Interviewing is one of the most important steps in the lifecycle of an employee. The average bad hiring decision can cost an organization approximately 30 percent of the bad hire's first-year earnings, according to the U.S. Department of Labor. Not to mention the psychological costs that a bad hire can have on a team's culture.
So, how do leaders go about conducting a proper interview?
Luckily, there is more than 85 years of research in behavioral science and organizational psychology that provides an evidence-based and definitive answer to this question. This research is based on thousands of studies performed with millions of employees, which has yielded the most effective interview techniques.
There are three components to know and apply: general mental ability tests, work sample tests, and structured interviews.

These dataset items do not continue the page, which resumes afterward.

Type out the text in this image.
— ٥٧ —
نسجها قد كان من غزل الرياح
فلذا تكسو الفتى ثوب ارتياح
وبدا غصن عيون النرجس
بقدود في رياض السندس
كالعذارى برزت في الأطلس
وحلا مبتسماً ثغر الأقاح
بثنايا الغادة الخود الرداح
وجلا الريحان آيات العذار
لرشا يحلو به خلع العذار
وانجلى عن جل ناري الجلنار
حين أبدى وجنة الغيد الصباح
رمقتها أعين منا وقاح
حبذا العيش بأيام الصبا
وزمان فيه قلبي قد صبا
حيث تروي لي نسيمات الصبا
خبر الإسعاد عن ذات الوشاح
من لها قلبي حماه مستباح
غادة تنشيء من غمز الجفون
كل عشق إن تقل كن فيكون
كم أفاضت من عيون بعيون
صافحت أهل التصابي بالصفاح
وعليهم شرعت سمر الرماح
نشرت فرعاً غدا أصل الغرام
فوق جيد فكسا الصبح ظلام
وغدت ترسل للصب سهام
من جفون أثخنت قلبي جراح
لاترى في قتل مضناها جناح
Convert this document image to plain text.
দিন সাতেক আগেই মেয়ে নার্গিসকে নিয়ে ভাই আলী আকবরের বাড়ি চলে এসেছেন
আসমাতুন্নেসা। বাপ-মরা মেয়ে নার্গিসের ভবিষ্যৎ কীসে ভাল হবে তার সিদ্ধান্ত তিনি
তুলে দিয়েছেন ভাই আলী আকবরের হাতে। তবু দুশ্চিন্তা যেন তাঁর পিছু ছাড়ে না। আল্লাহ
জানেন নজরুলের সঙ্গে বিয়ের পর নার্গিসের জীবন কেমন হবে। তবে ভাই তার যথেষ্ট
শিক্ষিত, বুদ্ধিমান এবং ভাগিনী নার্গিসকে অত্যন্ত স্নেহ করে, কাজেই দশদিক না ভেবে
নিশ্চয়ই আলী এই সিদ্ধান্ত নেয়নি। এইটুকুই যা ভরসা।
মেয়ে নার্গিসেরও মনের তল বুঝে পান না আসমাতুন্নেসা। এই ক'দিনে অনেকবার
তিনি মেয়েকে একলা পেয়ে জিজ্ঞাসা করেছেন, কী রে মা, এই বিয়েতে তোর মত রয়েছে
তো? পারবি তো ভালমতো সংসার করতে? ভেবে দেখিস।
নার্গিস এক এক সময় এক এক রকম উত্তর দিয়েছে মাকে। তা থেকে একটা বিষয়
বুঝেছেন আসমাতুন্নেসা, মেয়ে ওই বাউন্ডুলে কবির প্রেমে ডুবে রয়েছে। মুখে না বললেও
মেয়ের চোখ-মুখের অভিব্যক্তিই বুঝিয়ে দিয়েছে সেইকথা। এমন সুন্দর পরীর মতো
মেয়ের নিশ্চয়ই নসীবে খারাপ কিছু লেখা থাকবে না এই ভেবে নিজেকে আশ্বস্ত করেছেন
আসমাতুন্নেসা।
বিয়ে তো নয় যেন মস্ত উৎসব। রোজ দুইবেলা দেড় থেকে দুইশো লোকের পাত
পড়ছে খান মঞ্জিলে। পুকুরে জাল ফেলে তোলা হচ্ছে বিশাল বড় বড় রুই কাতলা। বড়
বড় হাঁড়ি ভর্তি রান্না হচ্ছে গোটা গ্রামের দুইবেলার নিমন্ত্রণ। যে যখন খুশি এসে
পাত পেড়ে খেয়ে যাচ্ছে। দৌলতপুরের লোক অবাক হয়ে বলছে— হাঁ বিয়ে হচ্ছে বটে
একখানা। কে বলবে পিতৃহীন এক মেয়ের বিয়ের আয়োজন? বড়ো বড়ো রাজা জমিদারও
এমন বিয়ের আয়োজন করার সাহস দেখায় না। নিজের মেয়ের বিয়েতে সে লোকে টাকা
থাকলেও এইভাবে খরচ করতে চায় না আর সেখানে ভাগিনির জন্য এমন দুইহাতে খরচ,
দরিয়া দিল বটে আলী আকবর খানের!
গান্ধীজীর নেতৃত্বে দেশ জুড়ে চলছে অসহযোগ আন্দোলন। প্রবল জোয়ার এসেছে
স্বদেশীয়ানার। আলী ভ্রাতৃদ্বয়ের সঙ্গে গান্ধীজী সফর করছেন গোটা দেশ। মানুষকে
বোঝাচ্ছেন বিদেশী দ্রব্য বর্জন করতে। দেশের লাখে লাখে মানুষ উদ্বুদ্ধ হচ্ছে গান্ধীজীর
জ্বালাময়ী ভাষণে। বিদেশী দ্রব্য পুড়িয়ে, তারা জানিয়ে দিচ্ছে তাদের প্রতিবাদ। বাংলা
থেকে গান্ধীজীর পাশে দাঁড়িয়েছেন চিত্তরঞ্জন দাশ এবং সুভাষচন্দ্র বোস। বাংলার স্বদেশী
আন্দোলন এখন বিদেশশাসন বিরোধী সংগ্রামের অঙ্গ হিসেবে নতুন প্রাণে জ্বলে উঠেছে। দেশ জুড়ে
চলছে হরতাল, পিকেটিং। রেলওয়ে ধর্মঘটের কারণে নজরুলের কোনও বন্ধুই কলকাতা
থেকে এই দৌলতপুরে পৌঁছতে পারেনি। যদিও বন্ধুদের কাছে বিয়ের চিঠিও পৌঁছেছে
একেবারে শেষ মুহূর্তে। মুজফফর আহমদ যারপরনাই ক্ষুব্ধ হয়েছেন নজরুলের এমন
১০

General Mental Ability Tests
Tests of general mental ability measure multiple specific abilities (e.g., verbal, numerical, spatial). Examples of these tests include the Wonderlic Personnel Test, Otis Employment Test, and Raven's Progressive Matrices Test. In contrast to assessments that measure knowledge specific to a particular job, general mental ability tests are relevant for hiring across occupations and roles (e.g., managerial, clerical, services, sales, trades, and crafts).
General mental ability tests are an especially useful tool because they facilitate objective comparisons against applicants and save the organization precious resources (e.g., do not require an HR official to administer).
When employing general mental ability tests in the recruitment and selection process, consider the following:
- If not designed carefully, general mental ability tests are vulnerable to racial, ethnic, and cultural differences, posing a risk of unfairly discriminating against applicants from underrepresented backgrounds. These tests are a useful tool to predict future performance but hiring decisions should not be based solely on results from these tests.
- Be transparent with job applicants. Inform applicants of the purpose of the test, how the results will impact hiring decisions, and how the organization will use the results after the hiring decision has been made. If job applicants feel the test is administered in a manner that violates their perceptions of fairness, then the test may cause them to lose interest in joining the organization.
- Some applicants encounter test anxiety when taking general mental ability tests. To counteract anxiety, try to gamify the test. If you can make the test feel more like a game, applicants may experience it as fun instead of an anxiety-provoking exam.
Work Sample Tests
Work sample tests are hands-on simulations of work that are physically and/or psychologically similar to the actual work performed on the job. Employers administer work sample tests to one applicant at a time, which allows employers to judge the applicant's skills and expertise. In this way, work sample tests are costly to administer yet difficult for applicants to fake their performance.
For example, as part of a work sample test, an applicant for a handyman role might be required to repair a broken item, while an applicant for an engineering role might be required to write lines of code.
When employing work sample tests in the recruitment and selection process, consider the following:
- Fairness is an important principle when designing and scoring work sample tests. Consider reducing bias by treating all applicants the same way, including the amount of time to complete the test, and score the test following a rubric which blinds the applicant's name and personal information (e.g., gender, age, race/ethnicity).
- Work sample tests capture an applicant's existing knowledge and expertise but do not capture an applicant's ability to learn new material on the job. In this way, work sample tests might not be suitable for applicants who lack professional expertise.
- Remember that the purpose of a work sample test is to evaluate an applicant, not to have an applicant produce work that is repurposed to benefit the company. Applicants are not paid to submit a work sample test, and thus the work that they produce should not be used without their permission in the future.
Structured Employment Interviews
There are two types of interviews: structured and unstructured. While structured interviews have a fixed format, an established set of questions to be answered, and a predetermined procedure for scoring responses, unstructured interviews lack a fixed format, an established set of questions, and a procedure for scoring responses. Structured -- but not unstructured -- interviews are a useful tool for predicting job performance.
If carefully implemented, structured interviews ensure that two interviewers -- who independently interview the same applicant -- will come away from the interview with a similar score for the applicant.
When employing structured interviews in the recruitment and selection process, consider the following:
- The questions asked during the structured interview should be tailored to the specific job. Each job is different and thus requires unique knowledge, skills, and abilities.
- The questions should not be solely developed by the manager. This is because the manager often does not have direct experience doing the job, and thus lacks accurate and complete information as to the knowledge, skills, and abilities needed. Instead, consult with subject matter experts (e.g., those who have experience doing the job) about what is truly required to perform the job effectively.
- The scoring rubric for each question should be described in terms of observable behaviors. A rubric that is grounded in terms of observable behaviors will produce more consensus across multiple interviewers, as the more observable a behavior is, the more that it can be "seen" by multiple interviewers. In contrast to observable behaviors, impressions are inherently subjective, making it more challenging for multiple interviewers to agree on a score.
Good interviewing is an art as well as science. General mental ability tests, work sample tests, and structured interviews are techniques that should be in every HR's toolkit, while less effective methods -- such as personality tests, reference checks, and interest surveys -- should be avoided.